Akil Mochtar, ancien député du Golkar, a été élu il y a quelques mois à la tête de cette institution primordiale au fonctionnement de la démocratie et demeure d’ailleurs légalement innocent jusqu’à preuve du contraire. Mais il est indéniable que le système judiciaire indonésien est complètement pourri de l’intérieur. Le désormais ancien président de la cour constitutionnelle est soupçonné d’avoir accepté de l’argent pour arranger les résultats de deux élections locales dans les provinces de Banten et de Kalimantan-sud. Les agents de la commission pour l’éradication de la corruption (KPK) l’ayant d’ailleurs pris la main dans le sac. De forts soupçons pèsent désormais aussi sur d’autres élections locales, au premier rang desquelles la récente réélection du gouverneur de Bali qui fit l’objet d’une plainte à la cour constitutionnelle. Et pour couronner le tout, de la drogue a été retrouvée dans son bureau lors d’une fouille.
La plus grande surprise de l’affaire Akil Mochtar ne réside pourtant pas tant dans l’arrestation de celui-ci que dans l’amnésie de la classe politique indonésienne. Sa chute a créé une véritable opportunité pour tous les politiciens en quête d’attention dans la course aux élections générales de 2014. Tous ont évidemment et copieusement condamné les agissements supposés de ce dernier.
Sous la direction de Mahfud MD, la cour constitutionnelle a été marquée par deux gros scandales de corruption impliquant un juge nommé Arsyad Sanusi et… Akil Mochtar, déjà. Arsyad Sanusi démissionna après avoir été reconnu coupable de manquement à l’éthique pendant qu’Akil Mochtar était blanchi par une commission interne. Malgré ces scandales, les juges de la cour constitutionnelle ont continué leur travail sans supervision extérieure.
Les députés ont également beaucoup vociféré depuis l’arrestation d’Akil Mochtar. I Gede Pasek Suardika, du parti démocrate, a par exemple affirmé que l’assemblée avait eu vent de soupçons de corruption sur le compte d’Akil Mochtar depuis 2010. Ironiquement, cela n’a pas empêché ce dernier, qui fut lui-même député de 1999 à 2008, d’obtenir le soutien de l’assemblée pour sa nomination et pour le prolongement de sa mission en avril dernier. La commission parlementaire numéro 3, en charge des affaires légales, et dont Akil Mochtar fut un temps le vice-président, le désignait même à ce moment-là comme « un vieil ami ».

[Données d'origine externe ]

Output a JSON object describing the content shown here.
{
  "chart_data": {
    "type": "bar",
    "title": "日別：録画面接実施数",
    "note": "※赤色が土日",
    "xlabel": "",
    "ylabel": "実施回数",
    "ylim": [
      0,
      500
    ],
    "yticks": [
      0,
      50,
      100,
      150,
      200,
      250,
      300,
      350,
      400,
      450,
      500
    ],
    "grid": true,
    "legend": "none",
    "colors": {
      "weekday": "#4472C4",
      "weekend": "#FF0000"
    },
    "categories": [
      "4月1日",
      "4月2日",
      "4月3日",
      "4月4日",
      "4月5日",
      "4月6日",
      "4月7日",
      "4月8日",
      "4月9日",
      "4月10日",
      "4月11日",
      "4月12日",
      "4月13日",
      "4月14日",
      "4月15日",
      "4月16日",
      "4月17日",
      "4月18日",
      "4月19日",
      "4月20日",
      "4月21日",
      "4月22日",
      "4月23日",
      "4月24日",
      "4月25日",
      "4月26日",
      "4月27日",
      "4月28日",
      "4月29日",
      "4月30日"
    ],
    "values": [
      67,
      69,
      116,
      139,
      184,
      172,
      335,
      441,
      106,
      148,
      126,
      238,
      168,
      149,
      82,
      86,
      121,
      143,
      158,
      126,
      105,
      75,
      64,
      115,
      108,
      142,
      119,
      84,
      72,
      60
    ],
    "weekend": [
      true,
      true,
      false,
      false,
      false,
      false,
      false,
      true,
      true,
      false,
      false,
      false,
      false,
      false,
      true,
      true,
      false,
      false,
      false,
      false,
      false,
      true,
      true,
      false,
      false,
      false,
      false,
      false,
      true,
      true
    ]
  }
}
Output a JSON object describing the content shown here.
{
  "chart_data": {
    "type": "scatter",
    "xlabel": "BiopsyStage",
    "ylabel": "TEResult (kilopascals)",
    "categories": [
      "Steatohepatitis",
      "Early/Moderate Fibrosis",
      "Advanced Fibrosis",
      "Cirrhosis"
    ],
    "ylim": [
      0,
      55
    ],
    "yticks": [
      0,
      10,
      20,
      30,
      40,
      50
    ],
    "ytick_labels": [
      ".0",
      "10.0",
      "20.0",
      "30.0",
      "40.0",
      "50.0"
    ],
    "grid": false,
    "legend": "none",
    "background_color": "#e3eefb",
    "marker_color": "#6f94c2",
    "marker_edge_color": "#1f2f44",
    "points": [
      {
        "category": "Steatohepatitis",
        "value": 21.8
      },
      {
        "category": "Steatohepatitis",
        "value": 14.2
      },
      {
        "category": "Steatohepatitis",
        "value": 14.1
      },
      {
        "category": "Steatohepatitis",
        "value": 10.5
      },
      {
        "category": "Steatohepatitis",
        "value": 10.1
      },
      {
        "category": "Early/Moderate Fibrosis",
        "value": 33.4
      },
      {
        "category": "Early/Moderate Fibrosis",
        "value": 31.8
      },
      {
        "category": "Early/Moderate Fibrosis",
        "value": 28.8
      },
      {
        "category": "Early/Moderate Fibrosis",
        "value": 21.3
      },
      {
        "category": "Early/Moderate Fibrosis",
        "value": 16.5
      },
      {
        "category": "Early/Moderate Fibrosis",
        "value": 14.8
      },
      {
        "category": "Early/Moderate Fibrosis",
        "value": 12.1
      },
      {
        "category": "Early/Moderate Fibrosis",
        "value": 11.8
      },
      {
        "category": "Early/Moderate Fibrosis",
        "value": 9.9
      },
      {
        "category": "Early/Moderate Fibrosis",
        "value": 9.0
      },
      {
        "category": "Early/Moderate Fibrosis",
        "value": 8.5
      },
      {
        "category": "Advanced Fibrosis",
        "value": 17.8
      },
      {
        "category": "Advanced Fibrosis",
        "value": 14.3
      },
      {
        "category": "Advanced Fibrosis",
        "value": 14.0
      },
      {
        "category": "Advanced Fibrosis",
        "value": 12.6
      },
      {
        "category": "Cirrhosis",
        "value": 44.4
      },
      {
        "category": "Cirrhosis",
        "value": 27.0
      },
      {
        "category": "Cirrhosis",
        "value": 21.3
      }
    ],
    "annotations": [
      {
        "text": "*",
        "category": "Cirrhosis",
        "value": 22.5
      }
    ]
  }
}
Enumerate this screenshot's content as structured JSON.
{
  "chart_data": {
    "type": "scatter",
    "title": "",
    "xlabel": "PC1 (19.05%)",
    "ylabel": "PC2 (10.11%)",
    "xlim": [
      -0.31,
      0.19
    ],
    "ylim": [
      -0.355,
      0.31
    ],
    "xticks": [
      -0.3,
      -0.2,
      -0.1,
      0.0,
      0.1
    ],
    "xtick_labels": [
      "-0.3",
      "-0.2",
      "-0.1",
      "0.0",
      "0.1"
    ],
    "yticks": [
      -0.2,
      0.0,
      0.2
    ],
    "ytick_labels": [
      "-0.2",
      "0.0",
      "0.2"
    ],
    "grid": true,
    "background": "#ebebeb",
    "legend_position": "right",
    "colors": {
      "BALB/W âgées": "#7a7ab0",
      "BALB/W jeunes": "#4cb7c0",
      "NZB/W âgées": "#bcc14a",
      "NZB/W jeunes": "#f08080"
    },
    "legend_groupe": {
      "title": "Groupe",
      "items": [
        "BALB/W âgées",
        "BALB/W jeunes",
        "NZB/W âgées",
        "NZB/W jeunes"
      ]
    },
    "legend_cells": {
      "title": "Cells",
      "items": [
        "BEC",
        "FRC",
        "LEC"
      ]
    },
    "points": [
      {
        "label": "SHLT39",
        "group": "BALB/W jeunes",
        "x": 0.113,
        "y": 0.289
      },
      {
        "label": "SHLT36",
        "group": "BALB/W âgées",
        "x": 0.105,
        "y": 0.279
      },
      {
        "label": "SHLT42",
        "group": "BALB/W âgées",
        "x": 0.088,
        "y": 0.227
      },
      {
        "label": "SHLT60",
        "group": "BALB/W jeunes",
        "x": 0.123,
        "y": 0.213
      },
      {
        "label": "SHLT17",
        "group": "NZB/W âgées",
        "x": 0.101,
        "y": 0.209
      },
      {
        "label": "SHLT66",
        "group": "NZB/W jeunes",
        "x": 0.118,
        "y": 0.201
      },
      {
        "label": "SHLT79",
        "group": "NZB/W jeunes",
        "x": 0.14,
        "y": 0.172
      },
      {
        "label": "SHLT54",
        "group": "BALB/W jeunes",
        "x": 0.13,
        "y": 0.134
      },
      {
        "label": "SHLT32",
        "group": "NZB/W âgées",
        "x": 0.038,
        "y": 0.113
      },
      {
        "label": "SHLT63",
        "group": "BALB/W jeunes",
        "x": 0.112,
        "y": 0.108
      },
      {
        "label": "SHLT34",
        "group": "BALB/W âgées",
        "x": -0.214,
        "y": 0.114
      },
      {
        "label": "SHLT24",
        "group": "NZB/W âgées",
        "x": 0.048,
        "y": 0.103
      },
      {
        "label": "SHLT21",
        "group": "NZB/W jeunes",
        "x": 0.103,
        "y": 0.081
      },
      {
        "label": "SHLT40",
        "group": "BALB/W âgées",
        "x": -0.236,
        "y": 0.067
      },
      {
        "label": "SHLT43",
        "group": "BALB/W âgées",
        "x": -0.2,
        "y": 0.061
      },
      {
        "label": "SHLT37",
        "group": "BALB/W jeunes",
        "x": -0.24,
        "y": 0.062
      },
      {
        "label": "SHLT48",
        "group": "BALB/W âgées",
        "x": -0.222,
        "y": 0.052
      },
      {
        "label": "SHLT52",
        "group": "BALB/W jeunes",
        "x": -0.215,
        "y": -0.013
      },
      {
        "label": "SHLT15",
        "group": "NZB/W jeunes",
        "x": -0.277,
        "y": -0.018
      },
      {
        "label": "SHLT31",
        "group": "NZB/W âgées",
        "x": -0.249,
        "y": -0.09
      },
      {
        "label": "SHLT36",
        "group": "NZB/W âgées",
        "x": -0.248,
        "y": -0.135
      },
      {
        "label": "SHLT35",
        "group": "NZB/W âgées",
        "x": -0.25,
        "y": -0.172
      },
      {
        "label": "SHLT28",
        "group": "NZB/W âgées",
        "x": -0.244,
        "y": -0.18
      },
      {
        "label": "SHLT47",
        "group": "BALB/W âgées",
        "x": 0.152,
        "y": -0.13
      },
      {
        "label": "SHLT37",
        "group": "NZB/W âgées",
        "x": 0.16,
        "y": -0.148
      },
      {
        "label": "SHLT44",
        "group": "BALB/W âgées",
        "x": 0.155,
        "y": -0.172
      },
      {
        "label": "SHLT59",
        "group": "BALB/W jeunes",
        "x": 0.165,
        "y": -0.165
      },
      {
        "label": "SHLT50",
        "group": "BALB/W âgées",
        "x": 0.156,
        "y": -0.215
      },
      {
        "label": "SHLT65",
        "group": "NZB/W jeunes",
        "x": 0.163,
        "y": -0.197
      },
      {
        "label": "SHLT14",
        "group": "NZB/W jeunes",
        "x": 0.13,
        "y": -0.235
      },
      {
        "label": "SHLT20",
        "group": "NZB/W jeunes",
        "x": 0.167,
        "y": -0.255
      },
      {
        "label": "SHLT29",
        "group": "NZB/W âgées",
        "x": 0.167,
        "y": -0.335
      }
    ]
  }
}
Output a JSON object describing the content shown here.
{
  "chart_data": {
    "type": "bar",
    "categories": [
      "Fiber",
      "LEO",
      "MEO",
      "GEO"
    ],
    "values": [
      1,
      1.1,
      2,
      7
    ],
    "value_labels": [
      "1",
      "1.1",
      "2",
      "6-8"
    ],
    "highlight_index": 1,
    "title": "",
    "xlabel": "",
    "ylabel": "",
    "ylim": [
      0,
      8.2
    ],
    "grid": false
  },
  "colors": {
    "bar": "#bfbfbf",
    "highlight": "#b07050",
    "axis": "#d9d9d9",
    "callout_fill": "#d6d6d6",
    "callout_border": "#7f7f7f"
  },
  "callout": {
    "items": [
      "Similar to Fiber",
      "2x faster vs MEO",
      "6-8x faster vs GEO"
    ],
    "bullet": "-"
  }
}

La démarche est louable, mais c’est encore oublier que c’est le président lui-même qui a bafoué le processus de sélection des juges quand il a nommé unilatéralement Patrialis Akbar à un poste de juge constitutionnel. Patrialis Akbar est avant tout un politicien ; sa nomination n’avait pas été transparente et il est pour le moins bizarre de nommer un ancien ministre que l’on a congédié du gouvernement à un poste aussi prestigieux. Malgré les critiques l’accusant d’aller à l’encontre de la loi, SBY avait maintenu cette nomination.
La cour constitutionnelle est une institution majeure des régimes démocratiques sans laquelle les citoyens ne peuvent se battre pour leurs droits constitutionnels. Cette cour va également avoir un rôle primordial à jouer en tant qu’ultime décideur dans les disputes électorales qui ne manqueront pas d’apparaitre suite aux élections générales de 2014. La société civile doit avoir sa place dans le processus de réforme de l’institution. Il revient donc aux citoyens indonésiens, une fois encore, de faire en sorte que la cour constitutionnelle ne soit pas contrôlée par des juges ayant des liens politiques qui compromettraient leur intégrité pour des gains personnels. Il faut espérer que l’affaire Akil Mochtar aboutira ainsi à de réelles et tellement nécessaires réformes et pas à une simple scène d’amnésie supplémentaire. Le doute est permis.